Wiem,ze mój mąż poszedł na łatwiznę,ale dlaczego on non stop robi na złość,non stop nam przeszkadza w normalnym funkcjonowaniu,nawet na weekend nie możemy wyjechać,bo zawsze coś wymyśli,że muszę przyjechać,albo nie mogę wcale jechać,a jeżeli nie dostosuję się do Jego "wymóg",to mnie straszy,że nie dostanę już nigdy samochodu.Ile on ma złości w sobie,a przecież człowiek szczęśliwy nie jest złośliwy,już nic z tego nie rozumiem.............
Anonymous - 2006-05-28, 14:18

Pytanie, czy naprawdę jest szczęśliwy... pewnie dręczą go gdzieś głęboko wyrzuty sumienia...
A zachowuje się jak rozkapryszone dziecko, które chce pokazać, co to nie on.
Pewnie chce się "dowartościować" tym, ile to od niego zależy...
Ty myśl o sobie i o swoim zdrowiu psychicznym!

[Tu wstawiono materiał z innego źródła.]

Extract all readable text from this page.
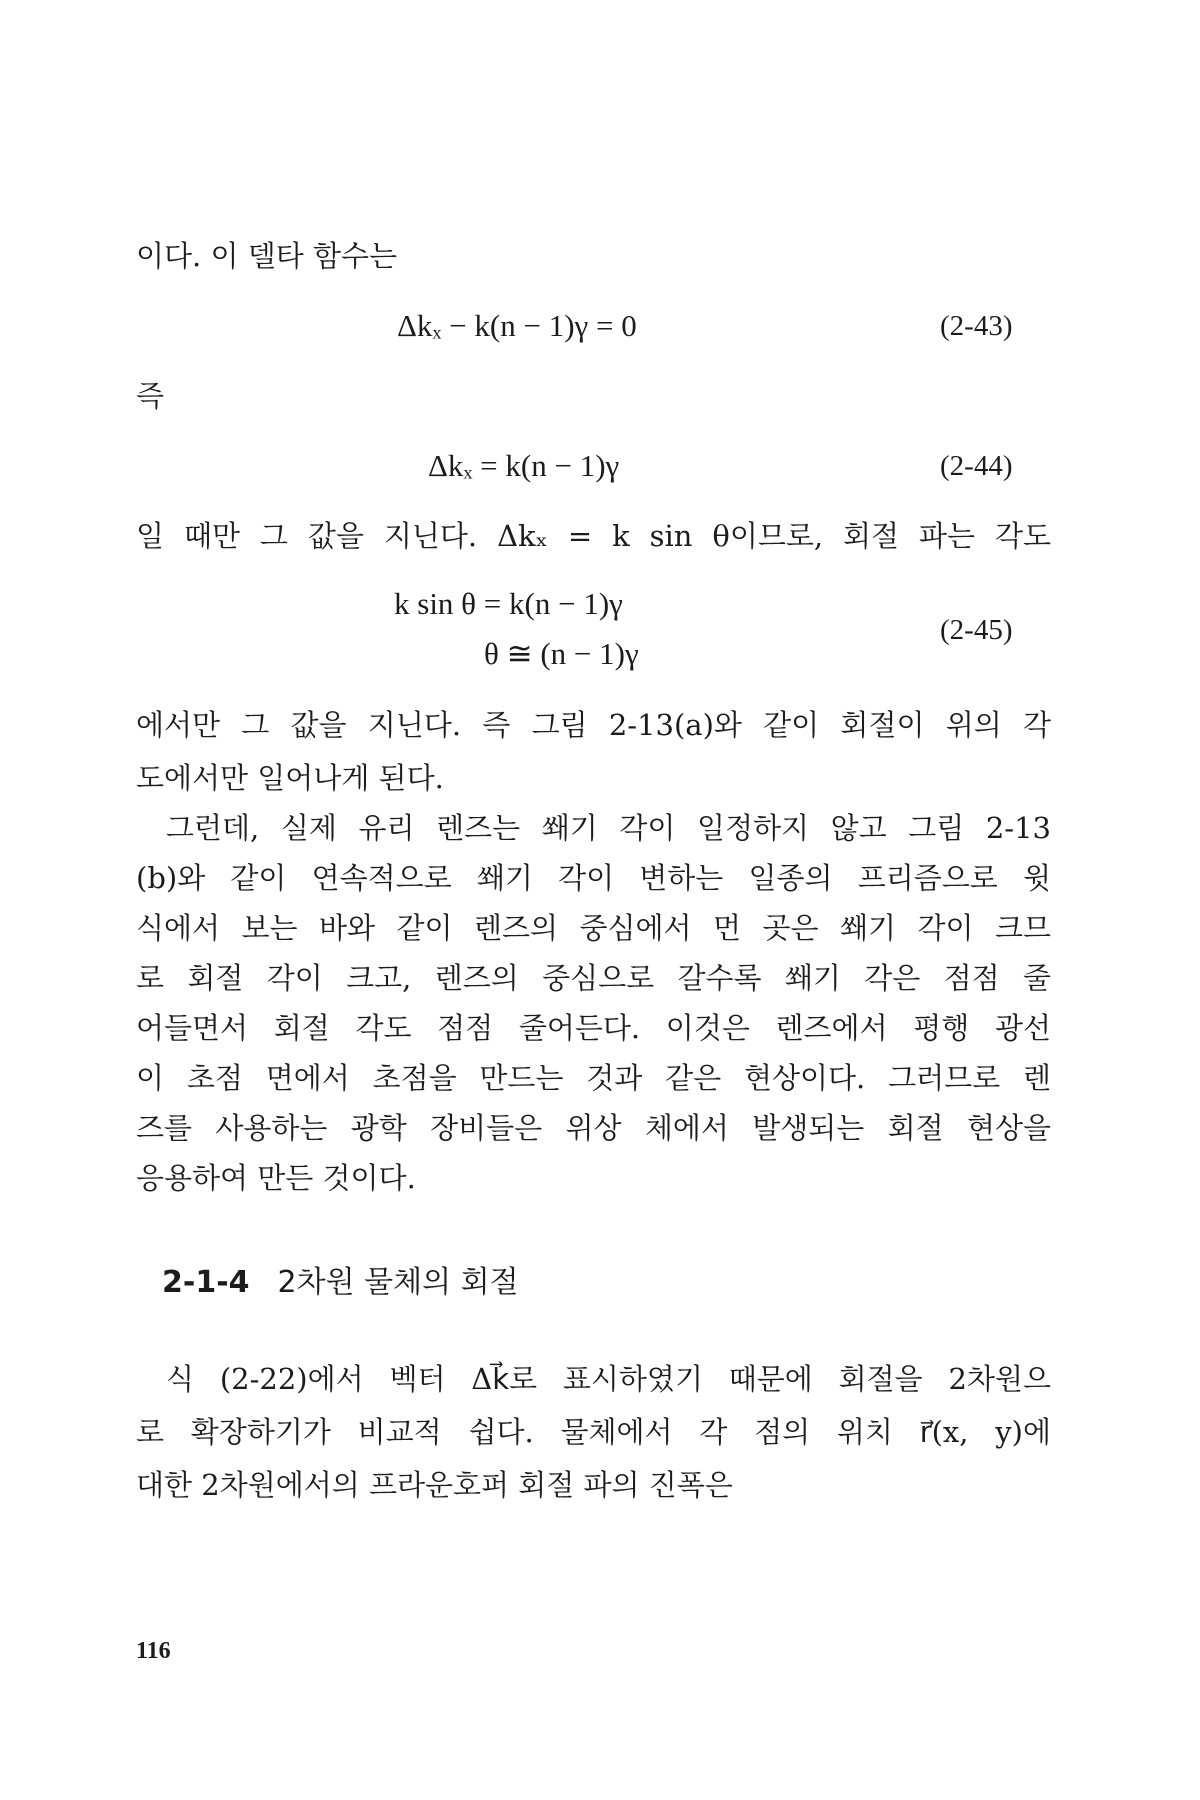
이다. 이 델타 함수는
Δkₓ − k(n − 1)γ = 0	(2-43)
즉
Δkₓ = k(n − 1)γ	(2-44)
일 때만 그 값을 지닌다. Δkₓ = k sin θ이므로, 회절 파는 각도
k sin θ = k(n − 1)γ
θ ≅ (n − 1)γ
(2-45)
에서만 그 값을 지닌다. 즉 그림 2-13(a)와 같이 회절이 위의 각
도에서만 일어나게 된다.
그런데, 실제 유리 렌즈는 쐐기 각이 일정하지 않고 그림 2-13
(b)와 같이 연속적으로 쐐기 각이 변하는 일종의 프리즘으로 윗
식에서 보는 바와 같이 렌즈의 중심에서 먼 곳은 쐐기 각이 크므
로 회절 각이 크고, 렌즈의 중심으로 갈수록 쐐기 각은 점점 줄
어들면서 회절 각도 점점 줄어든다. 이것은 렌즈에서 평행 광선
이 초점 면에서 초점을 만드는 것과 같은 현상이다. 그러므로 렌
즈를 사용하는 광학 장비들은 위상 체에서 발생되는 회절 현상을
응용하여 만든 것이다.
2-1-4 2차원 물체의 회절
식 (2-22)에서 벡터 Δk⃗로 표시하였기 때문에 회절을 2차원으
로 확장하기가 비교적 쉽다. 물체에서 각 점의 위치 r⃗(x, y)에
대한 2차원에서의 프라운호퍼 회절 파의 진폭은
116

Anonymous - 2006-05-28, 15:09

W końcu może mu się znudzi taka "zabawa".
Anonymous - 2006-05-28, 21:22

Mateuszu, bardzo podoba mi się to co napisałeś o Dobsonie, bo ja po przeczytaniu tej książki pomyślałam sobie, że u mnie to już wszystko stracone - przecież Dobson pisze o tym, że swoim zachowaniem można zdysić ten ostatni płomyk. A przecież my tu wszyscy wierzymy, że w każdej sytuacji jest szansa na odbudowanie. Moje zachowanie doprowadziło do tego, że mąż nie wyprowadził się z domu, ale nie rozmawia, a kiedy jeszcze coś mówił oznajmił mi że nie ma już między nami tego co było kiedyś - to to i ja wiem. Nie wiem natomiast, czy teraz lepiej stosować Dobsona, czy obrać jakąś inną metodę.
Wanboma, Twój znalazł z "czystym kontem", a mój z wypełnionym po brzegi - bidulki, za późno się spotkali.